Google note la santé technique de votre site avec trois indicateurs baptisés Core Web Vitals — les « signaux web essentiels ». Derrière ce vocabulaire d'ingénieur se cache une réalité très commerciale : ces trois mesures décrivent l'expérience vécue par votre visiteur pendant les premières secondes, celles où il décide de rester ou de partir. J'ai déjà expliqué pourquoi un site lent fait fuir les clients ; ici, entrons dans ce que Google mesure exactement, et comment s'améliorer.

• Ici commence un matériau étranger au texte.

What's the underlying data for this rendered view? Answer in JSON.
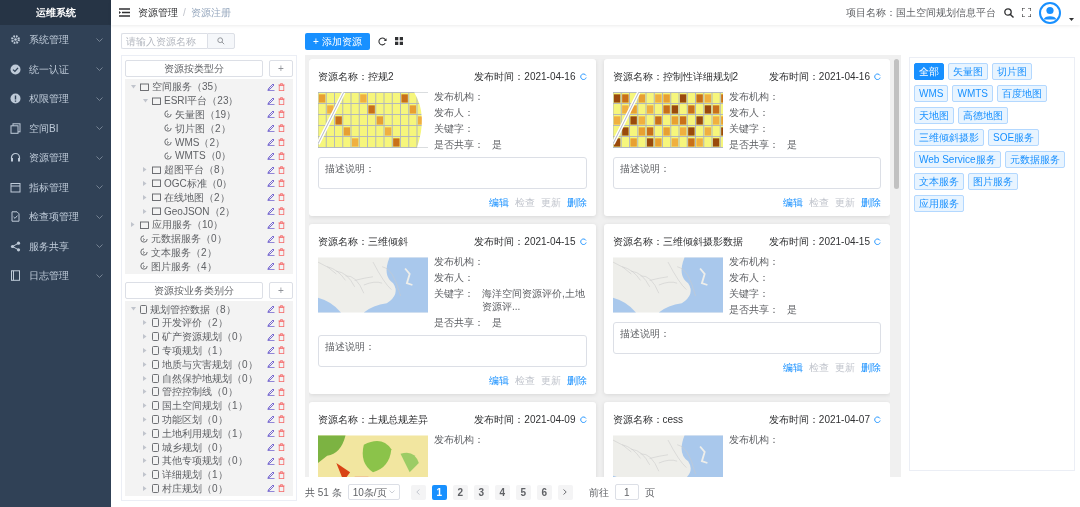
{
  "sidebar": {
    "title": "运维系统",
    "items": [
      {
        "label": "系统管理"
      },
      {
        "label": "统一认证"
      },
      {
        "label": "权限管理"
      },
      {
        "label": "空间BI"
      },
      {
        "label": "资源管理"
      },
      {
        "label": "指标管理"
      },
      {
        "label": "检查项管理"
      },
      {
        "label": "服务共享"
      },
      {
        "label": "日志管理"
      }
    ]
  },
  "topbar": {
    "breadcrumb": [
      "资源管理",
      "资源注册"
    ],
    "breadcrumb_separator": "/",
    "project": "项目名称：国土空间规划信息平台"
  },
  "toolbar": {
    "search_placeholder": "请输入资源名称",
    "add_button": "+ 添加资源"
  },
  "trees": [
    {
      "header": "资源按类型分",
      "add": "+",
      "nodes": [
        {
          "label": "空间服务（35）",
          "kind": "folder",
          "expanded": true,
          "children": [
            {
              "label": "ESRI平台（23）",
              "kind": "folder",
              "expanded": true,
              "children": [
                {
                  "label": "矢量图（19）",
                  "kind": "service"
                },
                {
                  "label": "切片图（2）",
                  "kind": "service"
                },
                {
                  "label": "WMS（2）",
                  "kind": "service"
                },
                {
                  "label": "WMTS（0）",
                  "kind": "service"
                }
              ]
            },
            {
              "label": "超图平台（8）",
              "kind": "folder",
              "expanded": false
            },
            {
              "label": "OGC标准（0）",
              "kind": "folder",
              "expanded": false
            },
            {
              "label": "在线地图（2）",
              "kind": "folder",
              "expanded": false
            },
            {
              "label": "GeoJSON（2）",
              "kind": "folder",
              "expanded": false
            }
          ]
        },
        {
          "label": "应用服务（10）",
          "kind": "folder",
          "expanded": false
        },
        {
          "label": "元数据服务（0）",
          "kind": "service"
        },
        {
          "label": "文本服务（2）",
          "kind": "service"
        },
        {
          "label": "图片服务（4）",
          "kind": "service"
        }
      ]
    },
    {
      "header": "资源按业务类别分",
      "add": "+",
      "nodes": [
        {
          "label": "规划管控数据（8）",
          "kind": "doc",
          "expanded": true,
          "children": [
            {
              "label": "开发评价（2）",
              "kind": "doc",
              "expanded": false
            },
            {
              "label": "矿产资源规划（0）",
              "kind": "doc",
              "expanded": false
            },
            {
              "label": "专项规划（1）",
              "kind": "doc",
              "expanded": false
            },
            {
              "label": "地质与灾害规划（0）",
              "kind": "doc",
              "expanded": false
            },
            {
              "label": "自然保护地规划（0）",
              "kind": "doc",
              "expanded": false
            },
            {
              "label": "管控控制线（0）",
              "kind": "doc",
              "expanded": false
            },
            {
              "label": "国土空间规划（1）",
              "kind": "doc",
              "expanded": false
            },
            {
              "label": "功能区划（0）",
              "kind": "doc",
              "expanded": false
            },
            {
              "label": "土地利用规划（1）",
              "kind": "doc",
              "expanded": false
            },
            {
              "label": "城乡规划（0）",
              "kind": "doc",
              "expanded": false
            },
            {
              "label": "其他专项规划（0）",
              "kind": "doc",
              "expanded": false
            },
            {
              "label": "详细规划（1）",
              "kind": "doc",
              "expanded": false
            },
            {
              "label": "村庄规划（0）",
              "kind": "doc",
              "expanded": false
            }
          ]
        }
      ]
    }
  ],
  "cards": [
    {
      "title": "资源名称：控规2",
      "published": "发布时间：2021-04-16",
      "fields": [
        {
          "label": "发布机构："
        },
        {
          "label": "发布人："
        },
        {
          "label": "关键字："
        },
        {
          "label": "是否共享：",
          "value": "是"
        }
      ],
      "description": "描述说明：",
      "actions": [
        {
          "label": "编辑",
          "disabled": false
        },
        {
          "label": "检查",
          "disabled": true
        },
        {
          "label": "更新",
          "disabled": true
        },
        {
          "label": "删除",
          "disabled": false
        }
      ]
    },
    {
      "title": "资源名称：控制性详细规划2",
      "published": "发布时间：2021-04-16",
      "fields": [
        {
          "label": "发布机构："
        },
        {
          "label": "发布人："
        },
        {
          "label": "关键字："
        },
        {
          "label": "是否共享：",
          "value": "是"
        }
      ],
      "description": "描述说明：",
      "actions": [
        {
          "label": "编辑",
          "disabled": false
        },
        {
          "label": "检查",
          "disabled": true
        },
        {
          "label": "更新",
          "disabled": true
        },
        {
          "label": "删除",
          "disabled": false
        }
      ]
    },
    {
      "title": "资源名称：三维倾斜",
      "published": "发布时间：2021-04-15",
      "fields": [
        {
          "label": "发布机构："
        },
        {
          "label": "发布人："
        },
        {
          "label": "关键字：",
          "value": "海洋空间资源评价,土地资源评..."
        },
        {
          "label": "是否共享：",
          "value": "是"
        }
      ],
      "description": "描述说明：",
      "actions": [
        {
          "label": "编辑",
          "disabled": false
        },
        {
          "label": "检查",
          "disabled": true
        },
        {
          "label": "更新",
          "disabled": true
        },
        {
          "label": "删除",
          "disabled": false
        }
      ]
    },
    {
      "title": "资源名称：三维倾斜摄影数据",
      "published": "发布时间：2021-04-15",
      "fields": [
        {
          "label": "发布机构："
        },
        {
          "label": "发布人："
        },
        {
          "label": "关键字："
        },
        {
          "label": "是否共享：",
          "value": "是"
        }
      ],
      "description": "描述说明：",
      "actions": [
        {
          "label": "编辑",
          "disabled": false
        },
        {
          "label": "检查",
          "disabled": true
        },
        {
          "label": "更新",
          "disabled": true
        },
        {
          "label": "删除",
          "disabled": false
        }
      ]
    },
    {
      "title": "资源名称：土规总规差异",
      "published": "发布时间：2021-04-09",
      "fields": [
        {
          "label": "发布机构："
        }
      ]
    },
    {
      "title": "资源名称：cess",
      "published": "发布时间：2021-04-07",
      "fields": [
        {
          "label": "发布机构："
        }
      ]
    }
  ],
  "pagination": {
    "total": "共 51 条",
    "page_size": "10条/页",
    "pages": [
      {
        "label": "1",
        "selected": true
      },
      {
        "label": "2",
        "selected": false
      },
      {
        "label": "3",
        "selected": false
      },
      {
        "label": "4",
        "selected": false
      },
      {
        "label": "5",
        "selected": false
      },
      {
        "label": "6",
        "selected": false
      }
    ],
    "goto_label": "前往",
    "goto_value": "1",
    "goto_suffix": "页"
  },
  "filters": [
    {
      "label": "全部",
      "selected": true
    },
    {
      "label": "矢量图",
      "selected": false
    },
    {
      "label": "切片图",
      "selected": false
    },
    {
      "label": "WMS",
      "selected": false
    },
    {
      "label": "WMTS",
      "selected": false
    },
    {
      "label": "百度地图",
      "selected": false
    },
    {
      "label": "天地图",
      "selected": false
    },
    {
      "label": "高德地图",
      "selected": false
    },
    {
      "label": "三维倾斜摄影",
      "selected": false
    },
    {
      "label": "SOE服务",
      "selected": false
    },
    {
      "label": "Web Service服务",
      "selected": false
    },
    {
      "label": "元数据服务",
      "selected": false
    },
    {
      "label": "文本服务",
      "selected": false
    },
    {
      "label": "图片服务",
      "selected": false
    },
    {
      "label": "应用服务",
      "selected": false
    }
  ]
}
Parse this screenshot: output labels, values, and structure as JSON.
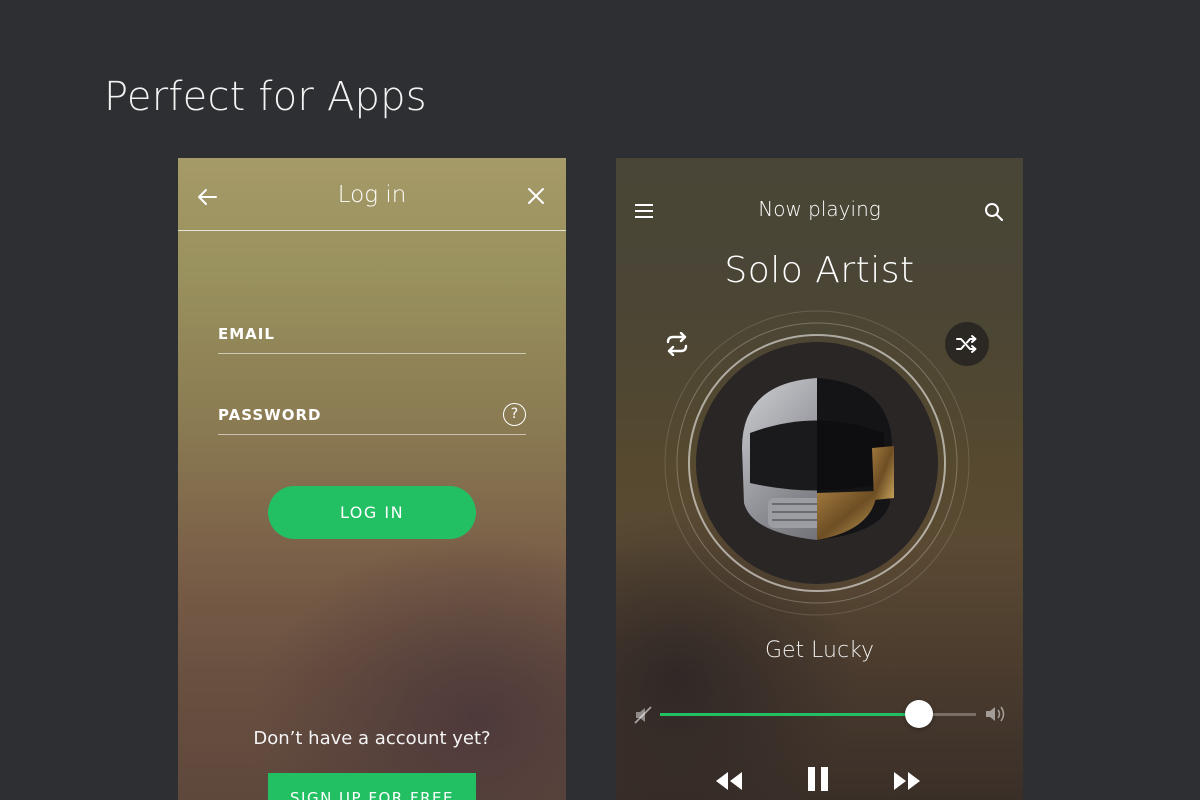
{
  "page": {
    "headline": "Perfect for Apps"
  },
  "login": {
    "title": "Log in",
    "email_placeholder": "EMAIL",
    "password_placeholder": "PASSWORD",
    "help_icon": "question-circle-icon",
    "login_button": "LOG IN",
    "no_account_text": "Don’t have a account yet?",
    "signup_button": "SIGN UP FOR FREE",
    "accent_color": "#23c063"
  },
  "player": {
    "header_title": "Now playing",
    "artist": "Solo Artist",
    "song": "Get Lucky",
    "volume_level": 0.82,
    "accent_color": "#23c063",
    "icons": [
      "menu-icon",
      "search-icon",
      "repeat-icon",
      "shuffle-icon",
      "volume-mute-icon",
      "volume-up-icon",
      "rewind-icon",
      "pause-icon",
      "fast-forward-icon"
    ]
  }
}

LCP : le temps avant de voir l'essentiel
Le Largest Contentful Paint mesure le moment où le plus gros élément visible — souvent votre image d'accueil ou votre titre — apparaît à l'écran. C'est la perception de vitesse brute : tant que le LCP n'est pas passé, votre visiteur regarde une page blanche ou incomplète. Les coupables habituels : images énormes non compressées, polices chargées depuis des serveurs externes, hébergement sous-dimensionné. Les remèdes : images en WebP redimensionnées, polices auto-hébergées et préchargées, et une base technique légère.
INP : le site répond-il quand on le touche ?
L'Interaction to Next Paint mesure le délai entre une action (clic sur un menu, ajout au panier) et la réaction visible de la page. Un INP dégradé donne cette sensation de site « qui rame » : on clique, rien ne se passe, on reclique, tout s'ouvre en double. La cause principale : trop de JavaScript qui monopolise le navigateur — scripts de suivi empilés, widgets, animations mal codées. Chaque script ajouté « au cas où » se paie en réactivité.
CLS : la page qui bouge sous le doigt
Le Cumulative Layout Shift mesure les décalages de mise en page pendant le chargement. Vous connaissez la scène : vous allez cliquer sur « Contact », une image se charge au-dessus, tout descend, et vous cliquez sur une publicité. Exaspérant pour l'humain, pénalisé par Google. La solution est simple techniquement : réserver l'espace des images et des blocs avant leur chargement (dimensions explicites). C'est un travail de rigueur au moment du développement.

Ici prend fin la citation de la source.